Elle a tenu ses promesses.

La pluie avait cessé à notre arrivée. Et tout ce que nous voulions filmer se trouvait dans une zone assez compacte, nous n'avons donc pas eu à transporter l'équipement photo et vidéo sur plusieurs kilomètres en montagne. Ce sont principalement les coureurs qui ont accumulé les kilomètres. À un moment donné, nous avons perdu Krissy pendant 45 minutes lorsqu'elle est partie courir 8 kilomètres pendant une pause de tournage.

La rivière magique était un véritable trésor caché. Pas de service téléphonique, et la seule autre créature que nous avons aperçue sur le sentier de toute la journée était un triton japonais à ventre rouge.

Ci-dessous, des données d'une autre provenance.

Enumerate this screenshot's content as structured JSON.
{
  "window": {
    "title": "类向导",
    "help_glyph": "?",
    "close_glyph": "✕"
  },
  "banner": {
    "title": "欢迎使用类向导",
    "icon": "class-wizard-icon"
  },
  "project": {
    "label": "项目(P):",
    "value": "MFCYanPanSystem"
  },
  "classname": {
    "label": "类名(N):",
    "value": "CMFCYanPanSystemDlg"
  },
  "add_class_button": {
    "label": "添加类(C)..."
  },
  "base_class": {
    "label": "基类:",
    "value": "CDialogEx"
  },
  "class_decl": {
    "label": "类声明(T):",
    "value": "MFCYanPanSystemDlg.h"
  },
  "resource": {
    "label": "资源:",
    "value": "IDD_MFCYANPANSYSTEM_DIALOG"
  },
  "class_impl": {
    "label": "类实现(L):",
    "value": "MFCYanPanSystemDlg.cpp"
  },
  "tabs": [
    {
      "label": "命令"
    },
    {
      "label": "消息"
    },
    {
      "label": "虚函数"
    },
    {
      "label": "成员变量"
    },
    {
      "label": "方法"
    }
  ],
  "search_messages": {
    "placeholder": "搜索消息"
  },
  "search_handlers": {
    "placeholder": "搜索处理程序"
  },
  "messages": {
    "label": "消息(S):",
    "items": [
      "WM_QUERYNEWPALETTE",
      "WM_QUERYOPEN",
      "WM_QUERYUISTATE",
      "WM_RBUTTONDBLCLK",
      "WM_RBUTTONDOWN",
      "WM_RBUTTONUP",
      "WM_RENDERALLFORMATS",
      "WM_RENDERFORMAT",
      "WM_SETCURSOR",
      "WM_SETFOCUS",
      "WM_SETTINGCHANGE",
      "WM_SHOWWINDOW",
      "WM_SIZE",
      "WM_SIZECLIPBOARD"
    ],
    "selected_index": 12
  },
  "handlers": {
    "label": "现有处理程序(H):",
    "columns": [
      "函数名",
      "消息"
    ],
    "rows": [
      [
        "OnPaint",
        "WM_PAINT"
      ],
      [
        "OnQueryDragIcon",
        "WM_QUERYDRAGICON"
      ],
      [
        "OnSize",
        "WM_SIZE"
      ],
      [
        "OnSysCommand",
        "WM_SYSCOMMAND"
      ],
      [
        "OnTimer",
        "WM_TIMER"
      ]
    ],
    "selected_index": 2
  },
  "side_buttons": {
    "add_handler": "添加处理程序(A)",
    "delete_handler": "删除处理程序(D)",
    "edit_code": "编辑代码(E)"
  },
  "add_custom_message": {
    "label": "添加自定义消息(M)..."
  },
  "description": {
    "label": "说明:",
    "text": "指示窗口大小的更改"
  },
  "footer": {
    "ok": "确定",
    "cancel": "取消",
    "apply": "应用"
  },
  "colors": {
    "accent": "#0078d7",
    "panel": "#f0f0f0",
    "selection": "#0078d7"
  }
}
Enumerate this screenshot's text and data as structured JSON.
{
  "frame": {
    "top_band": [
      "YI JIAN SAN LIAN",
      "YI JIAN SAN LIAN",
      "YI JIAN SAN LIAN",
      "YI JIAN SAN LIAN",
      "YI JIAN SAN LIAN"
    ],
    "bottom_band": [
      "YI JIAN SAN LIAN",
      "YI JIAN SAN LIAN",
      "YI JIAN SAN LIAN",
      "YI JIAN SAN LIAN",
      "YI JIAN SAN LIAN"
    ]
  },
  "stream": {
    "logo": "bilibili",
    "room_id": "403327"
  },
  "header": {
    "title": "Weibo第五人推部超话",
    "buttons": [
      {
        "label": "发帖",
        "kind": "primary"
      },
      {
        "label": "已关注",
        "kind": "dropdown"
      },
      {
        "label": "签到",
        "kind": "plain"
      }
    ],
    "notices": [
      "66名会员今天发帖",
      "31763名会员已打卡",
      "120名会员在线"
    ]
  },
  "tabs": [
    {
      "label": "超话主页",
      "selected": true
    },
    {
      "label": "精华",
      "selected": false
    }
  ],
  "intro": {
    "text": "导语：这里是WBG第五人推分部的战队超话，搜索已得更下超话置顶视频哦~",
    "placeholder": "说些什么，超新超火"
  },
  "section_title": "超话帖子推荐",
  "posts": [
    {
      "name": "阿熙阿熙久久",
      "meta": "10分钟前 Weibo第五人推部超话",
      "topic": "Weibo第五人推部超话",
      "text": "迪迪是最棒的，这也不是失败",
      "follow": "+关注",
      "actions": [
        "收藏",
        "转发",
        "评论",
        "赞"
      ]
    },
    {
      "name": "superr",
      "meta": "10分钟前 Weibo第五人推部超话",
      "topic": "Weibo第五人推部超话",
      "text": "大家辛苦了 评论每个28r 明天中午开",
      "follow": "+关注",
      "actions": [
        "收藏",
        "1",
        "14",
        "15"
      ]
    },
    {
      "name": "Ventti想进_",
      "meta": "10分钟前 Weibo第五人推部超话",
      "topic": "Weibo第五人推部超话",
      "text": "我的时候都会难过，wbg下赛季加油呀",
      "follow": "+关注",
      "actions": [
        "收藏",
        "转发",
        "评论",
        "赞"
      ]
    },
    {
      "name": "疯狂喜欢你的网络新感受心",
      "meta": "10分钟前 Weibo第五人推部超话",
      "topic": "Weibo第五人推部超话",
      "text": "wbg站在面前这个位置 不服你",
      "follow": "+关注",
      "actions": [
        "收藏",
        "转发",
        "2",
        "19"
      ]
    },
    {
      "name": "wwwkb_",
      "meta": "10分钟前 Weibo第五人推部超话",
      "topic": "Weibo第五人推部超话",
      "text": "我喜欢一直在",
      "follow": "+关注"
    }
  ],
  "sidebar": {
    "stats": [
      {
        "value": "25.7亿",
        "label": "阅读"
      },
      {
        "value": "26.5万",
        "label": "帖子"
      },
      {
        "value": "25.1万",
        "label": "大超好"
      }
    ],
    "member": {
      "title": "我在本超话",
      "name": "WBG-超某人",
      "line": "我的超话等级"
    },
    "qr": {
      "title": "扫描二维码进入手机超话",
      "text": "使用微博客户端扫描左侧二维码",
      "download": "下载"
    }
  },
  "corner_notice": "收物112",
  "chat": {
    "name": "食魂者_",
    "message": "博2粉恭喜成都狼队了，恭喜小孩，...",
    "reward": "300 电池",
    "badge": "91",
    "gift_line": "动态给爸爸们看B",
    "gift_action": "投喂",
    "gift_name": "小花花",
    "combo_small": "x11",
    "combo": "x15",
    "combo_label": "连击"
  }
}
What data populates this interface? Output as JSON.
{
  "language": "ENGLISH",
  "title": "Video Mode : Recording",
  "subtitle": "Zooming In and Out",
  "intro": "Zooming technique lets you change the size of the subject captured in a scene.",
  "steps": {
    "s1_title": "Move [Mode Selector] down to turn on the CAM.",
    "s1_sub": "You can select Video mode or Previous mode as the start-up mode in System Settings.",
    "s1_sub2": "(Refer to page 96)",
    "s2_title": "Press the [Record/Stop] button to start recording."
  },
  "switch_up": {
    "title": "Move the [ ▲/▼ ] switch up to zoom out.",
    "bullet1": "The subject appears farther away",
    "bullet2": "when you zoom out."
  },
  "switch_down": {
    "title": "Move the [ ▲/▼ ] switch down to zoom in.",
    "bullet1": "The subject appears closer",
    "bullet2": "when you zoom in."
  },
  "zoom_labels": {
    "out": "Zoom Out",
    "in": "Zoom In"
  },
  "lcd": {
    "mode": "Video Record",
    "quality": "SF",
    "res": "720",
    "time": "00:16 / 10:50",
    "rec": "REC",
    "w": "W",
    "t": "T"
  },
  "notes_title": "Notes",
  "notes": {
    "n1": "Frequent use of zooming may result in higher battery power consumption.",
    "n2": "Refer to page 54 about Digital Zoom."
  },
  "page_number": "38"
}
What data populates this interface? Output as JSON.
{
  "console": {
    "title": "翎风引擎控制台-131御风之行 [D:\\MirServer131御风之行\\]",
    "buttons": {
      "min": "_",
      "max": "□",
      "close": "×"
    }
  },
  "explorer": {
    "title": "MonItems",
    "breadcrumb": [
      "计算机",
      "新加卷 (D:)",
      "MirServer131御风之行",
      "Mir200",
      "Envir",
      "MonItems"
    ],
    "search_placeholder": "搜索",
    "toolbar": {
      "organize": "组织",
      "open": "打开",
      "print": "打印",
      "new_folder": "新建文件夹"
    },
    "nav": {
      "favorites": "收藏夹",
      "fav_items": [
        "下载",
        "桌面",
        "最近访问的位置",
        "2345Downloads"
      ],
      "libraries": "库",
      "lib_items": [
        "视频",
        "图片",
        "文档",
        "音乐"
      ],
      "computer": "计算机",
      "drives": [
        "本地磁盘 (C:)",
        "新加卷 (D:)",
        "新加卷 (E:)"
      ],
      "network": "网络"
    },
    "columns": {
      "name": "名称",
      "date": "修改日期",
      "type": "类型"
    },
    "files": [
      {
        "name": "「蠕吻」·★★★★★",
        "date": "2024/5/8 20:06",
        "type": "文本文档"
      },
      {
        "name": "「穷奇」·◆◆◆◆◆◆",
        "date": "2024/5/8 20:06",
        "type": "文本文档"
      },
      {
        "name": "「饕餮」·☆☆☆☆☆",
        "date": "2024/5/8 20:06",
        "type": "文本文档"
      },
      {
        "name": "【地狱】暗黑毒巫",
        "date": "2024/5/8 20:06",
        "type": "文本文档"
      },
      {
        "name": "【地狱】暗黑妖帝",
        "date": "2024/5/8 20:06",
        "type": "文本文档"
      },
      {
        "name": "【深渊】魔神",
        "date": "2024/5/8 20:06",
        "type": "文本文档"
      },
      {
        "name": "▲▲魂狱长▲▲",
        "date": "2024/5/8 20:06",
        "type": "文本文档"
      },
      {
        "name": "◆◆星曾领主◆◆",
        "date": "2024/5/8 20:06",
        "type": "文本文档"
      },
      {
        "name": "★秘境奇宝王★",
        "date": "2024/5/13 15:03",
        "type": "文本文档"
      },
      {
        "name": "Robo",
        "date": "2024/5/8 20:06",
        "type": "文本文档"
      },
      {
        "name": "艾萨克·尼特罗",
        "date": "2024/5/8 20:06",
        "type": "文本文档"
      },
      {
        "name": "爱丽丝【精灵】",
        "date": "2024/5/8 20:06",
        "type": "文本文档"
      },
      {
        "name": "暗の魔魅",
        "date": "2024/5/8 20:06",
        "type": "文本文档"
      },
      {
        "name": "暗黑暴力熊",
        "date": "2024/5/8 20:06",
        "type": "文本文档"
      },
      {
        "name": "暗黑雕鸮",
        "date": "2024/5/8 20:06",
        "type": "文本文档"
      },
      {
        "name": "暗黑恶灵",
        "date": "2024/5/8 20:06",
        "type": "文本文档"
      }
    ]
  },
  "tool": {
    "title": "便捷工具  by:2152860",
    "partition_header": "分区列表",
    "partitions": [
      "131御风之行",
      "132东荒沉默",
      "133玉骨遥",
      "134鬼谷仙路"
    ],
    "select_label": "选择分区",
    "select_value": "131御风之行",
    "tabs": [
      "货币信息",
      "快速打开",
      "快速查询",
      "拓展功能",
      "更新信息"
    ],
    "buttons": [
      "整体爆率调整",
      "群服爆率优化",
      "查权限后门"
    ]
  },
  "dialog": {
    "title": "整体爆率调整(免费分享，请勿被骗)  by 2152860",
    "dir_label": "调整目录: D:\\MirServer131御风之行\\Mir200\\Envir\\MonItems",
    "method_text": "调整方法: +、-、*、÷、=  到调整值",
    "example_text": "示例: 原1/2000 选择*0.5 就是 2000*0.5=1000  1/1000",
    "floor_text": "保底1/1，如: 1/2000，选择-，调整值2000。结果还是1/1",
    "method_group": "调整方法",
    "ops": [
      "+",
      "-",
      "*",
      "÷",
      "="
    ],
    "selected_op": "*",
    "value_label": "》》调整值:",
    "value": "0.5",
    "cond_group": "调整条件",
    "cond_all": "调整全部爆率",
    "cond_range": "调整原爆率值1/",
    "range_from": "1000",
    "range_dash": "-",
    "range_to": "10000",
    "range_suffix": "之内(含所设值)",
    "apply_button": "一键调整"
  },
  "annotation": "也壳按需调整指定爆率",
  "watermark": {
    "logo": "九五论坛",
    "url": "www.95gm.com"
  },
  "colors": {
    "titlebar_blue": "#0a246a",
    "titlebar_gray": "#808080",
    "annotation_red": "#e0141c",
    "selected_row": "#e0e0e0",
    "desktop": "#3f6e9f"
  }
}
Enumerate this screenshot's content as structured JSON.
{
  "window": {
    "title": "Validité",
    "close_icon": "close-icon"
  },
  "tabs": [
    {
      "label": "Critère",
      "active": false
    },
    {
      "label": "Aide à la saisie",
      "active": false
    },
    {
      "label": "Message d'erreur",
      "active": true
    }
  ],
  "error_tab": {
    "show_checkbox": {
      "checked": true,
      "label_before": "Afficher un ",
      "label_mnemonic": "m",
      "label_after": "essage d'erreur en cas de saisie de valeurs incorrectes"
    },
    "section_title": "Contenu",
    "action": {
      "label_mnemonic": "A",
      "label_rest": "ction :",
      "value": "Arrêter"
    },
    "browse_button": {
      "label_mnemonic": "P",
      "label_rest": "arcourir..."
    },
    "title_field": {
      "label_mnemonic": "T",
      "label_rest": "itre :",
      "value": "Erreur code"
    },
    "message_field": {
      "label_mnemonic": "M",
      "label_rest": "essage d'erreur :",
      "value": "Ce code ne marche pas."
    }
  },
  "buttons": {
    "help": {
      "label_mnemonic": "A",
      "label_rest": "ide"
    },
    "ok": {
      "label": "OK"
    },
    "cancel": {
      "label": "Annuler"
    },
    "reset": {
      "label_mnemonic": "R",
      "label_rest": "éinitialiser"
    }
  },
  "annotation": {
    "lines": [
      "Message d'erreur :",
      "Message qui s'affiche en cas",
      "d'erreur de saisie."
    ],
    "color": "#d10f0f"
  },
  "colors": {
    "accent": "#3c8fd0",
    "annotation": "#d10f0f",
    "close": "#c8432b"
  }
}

Jour 4 : Karst et Kumakogen

Pour notre dernière journée de tournage, nous sommes retournés au parc national de Shikoku Karst, cette fois plongés dans la forêt. Nous avons suivi un sentier rocheux en simple trace jusqu'à Tengu no Mori, le plus haut sommet de la région des hauts plateaux de Tengu.

De jeunes bambous, à hauteur d'épaule, bordaient les deux côtés du sentier et oscillaient au vent. Alors que les coureurs passaient en flèche, chaque pas faisait craquer les feuilles de bambou séchées qui recouvraient légèrement le sentier. Des preuves de jours plus pluvieux étaient également présentes. De la mousse chartreuse vif recouvrait les rochers karstiques pour briser le gris et le brun, et il y avait de mignonnes petites « bombes de mousse » dans les recoins des branches d'arbres. Sur la crête, la vue était entièrement bleue. Le paradis céleste en pleine effervescence.

À l'heure du déjeuner, nous avons dit adieu à Karst pour la dernière fois et avons fait un dernier arrêt avant que Jerry, notre photographe, ne doive prendre son vol de retour aux États-Unis. La petite ville de Kumakogen avait sorti ses drapeaux géants de carpes, appelés koinobori, à travers la rivière Omogo un peu en avance pour la fête des enfants. Quel spectacle spectaculaire et exaltant !

Et c'est ainsi que s'est terminé notre pèlerinage de trail running. Un câlin de groupe sur le pont, avec des carpes colorées nageant dans le ciel.

Et un dernier arrêt chez Lawson.

Si vous y allez

- Matsuyama est une bonne base pour explorer la préfecture d'Ehime sur l'île de Shikoku. C'est une ville universitaire avec d'excellents restaurants et un magasin Montbell pour tous les besoins de dernière minute en équipement de plein air. Le château de Matsuyama est l'un des douze « châteaux originaux » du Japon, construit en 1603, et le sentier des douves du château était idéal pour les courses matinales (consultez mon carnet de course !).

- L'île de Shikoku est plus hors des sentiers battus, donc même pendant la saison des cerisiers en fleurs, il n'y avait pas beaucoup de monde. L'aéroport de Matsuyama est à environ 1 heure de vol de Tokyo.

- Dogo Onsen à Matsuyama est l'une des plus anciennes sources thermales du Japon, l'inspiration du film d'animation Le Voyage de Chihiro. Les onsen des hôtels sont également alimentés par de l'eau de source chaude naturelle et suivent la même étiquette.

- Les hauts plateaux de Tengu dans le parc national de Shikoku Karst offrent des cabanes et des plateformes de tente « tengalow » pour le camping. Nous y étions avant le début de la saison, mais je parie que ce serait un endroit magique pour camper et observer les étoiles.